Con l’approssimarsi delle amministrative 2027, anche la Lega ha avviato la sua campagna elettorale, ponendo ufficialmente la sfida al sindaco uscente Roberto Gualtieri, che punta al secondo mandato consecutivo per continuare la sua guida della Capitale.
Se il centrosinistra ha già messo in campo la sua strategia per i prossimi cinque anni, il centrodestra si prepara a far sentire la propria voce con una serie di eventi, tra cui un incontro di grande partecipazione al Fleming, dove il segretario laziale Davide Bordoni ha dichiarato: “Iniziamo a parlare del candidato, dobbiamo trovarlo con un anno di anticipo”.
Uniti nel centrodestra, ma ancora senza un nome
Nonostante il nome del candidato non sia ancora emerso, FdI e Lega si dichiarano già pronti a presentare una figura condivisa entro la prossima primavera. Nel frattempo, l’azione del sindaco Gualtieri è stata fortemente criticata dai membri del centrodestra. Il ministro Giuseppe Valditara, il sottosegretario Claudio Durigon, e altri esponenti politici, tra cui la deputata Simonetta Matone, hanno sottolineato il fallimento dell’amministrazione comunale, accusando il sindaco di “fare l’attore” sui social, mentre le criticità della città, come il degrado e l’inefficienza dei servizi, aumentano.
Attacchi diretti a Gualtieri e la difesa del centrodestra
Matone, in particolare, ha dichiarato che il sindaco “mostra una realtà ben diversa da quella vissuta dai cittadini, specialmente nelle periferie”, lamentando l’assenza di interventi concreti contro il degrado urbano. La Lega, con il sostegno di FdI, ha accusato Gualtieri di non aver realizzato opere significative senza il contributo dei fondi statali, rivendicando il merito per i finanziamenti ricevuti dal governo centrale, come quelli legati al Giubileo e al Pnrr.

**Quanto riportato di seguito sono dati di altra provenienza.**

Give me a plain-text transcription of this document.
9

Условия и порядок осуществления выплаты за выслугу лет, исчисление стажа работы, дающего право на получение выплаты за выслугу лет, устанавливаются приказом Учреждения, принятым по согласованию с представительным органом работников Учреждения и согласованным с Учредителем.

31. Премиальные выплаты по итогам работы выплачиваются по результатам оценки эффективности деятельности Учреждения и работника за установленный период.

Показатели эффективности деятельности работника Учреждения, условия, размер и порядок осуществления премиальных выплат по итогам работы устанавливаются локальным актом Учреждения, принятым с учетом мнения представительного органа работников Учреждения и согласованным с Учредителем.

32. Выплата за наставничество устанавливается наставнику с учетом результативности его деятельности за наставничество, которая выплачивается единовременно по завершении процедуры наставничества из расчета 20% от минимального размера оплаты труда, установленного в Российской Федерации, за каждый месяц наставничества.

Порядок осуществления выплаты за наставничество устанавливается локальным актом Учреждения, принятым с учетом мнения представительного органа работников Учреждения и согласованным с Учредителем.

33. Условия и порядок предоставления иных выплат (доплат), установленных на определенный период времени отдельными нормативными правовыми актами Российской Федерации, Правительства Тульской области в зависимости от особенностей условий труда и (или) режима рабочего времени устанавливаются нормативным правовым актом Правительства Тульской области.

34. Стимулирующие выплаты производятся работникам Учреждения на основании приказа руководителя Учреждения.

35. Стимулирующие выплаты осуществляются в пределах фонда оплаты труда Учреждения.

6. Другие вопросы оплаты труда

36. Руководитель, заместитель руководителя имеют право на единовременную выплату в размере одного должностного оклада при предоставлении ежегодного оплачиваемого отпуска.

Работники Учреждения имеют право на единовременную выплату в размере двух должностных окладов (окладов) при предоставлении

La narrazione del centrodestra si basa sull’idea che la trasformazione di Roma sia limitata, se non assente, e che gli unici interventi significativi siano stati realizzati grazie agli aiuti governativi, nonostante le critiche a Gualtieri per la gestione del Comune. È una narrazione politica che mira a far leva sulla percezione di un’amministrazione inefficace e incapace di risolvere i problemi concreti della Capitale.
Durigon e Bordoni: “Roma ha bisogno di cambiamento”
Anche Claudio Durigon è intervenuto, ribadendo la necessità di un cambiamento radicale: “Roma può e deve cambiare. Gualtieri ha fatto poco per la città, ed è in calo nei sondaggi.” Il sottosegretario ha anche sottolineato l’importanza di proporre un progetto alternativo, con la Lega che si candida a essere il motore di questo cambiamento. L’obiettivo dichiarato è di dare alla città una “governance seria e sana”, in grado di risolvere le problematiche infrastrutturali e dei servizi, che oggi la città non sembra affrontare con sufficiente lungimiranza.
Il ritorno di Roberto Cantiani e l’appello alla mobilità
Un altro grande ritorno per la Lega è quello di Roberto Cantiani, ex consigliere comunale, che ha preso parte all’incontro, evidenziando la necessità di un piano organico per la mobilità e le infrastrutture della capitale: “Tutto quello che è stato fatto finora è stato fatto senza una logica comune. Dobbiamo ricostruire Roma su basi solide e con visione a lungo termine.”
Santori e Politi: “Roma è abbandonata”
I consiglieri capitolini Fabrizio Santori e Maurizio Politi hanno parlato di una città che vive in uno stato di abbandono totale, con mancanza di pianificazione per i trasporti e il verde pubblico. “Non si può amministrare Roma con video sui social e manifestazioni occasionali. È il momento di lanciare la sfida per il 2027,” hanno dichiarato, sottolineando il calo di consensi per Gualtieri e la necessità di un cambiamento radicale nella gestione della Capitale.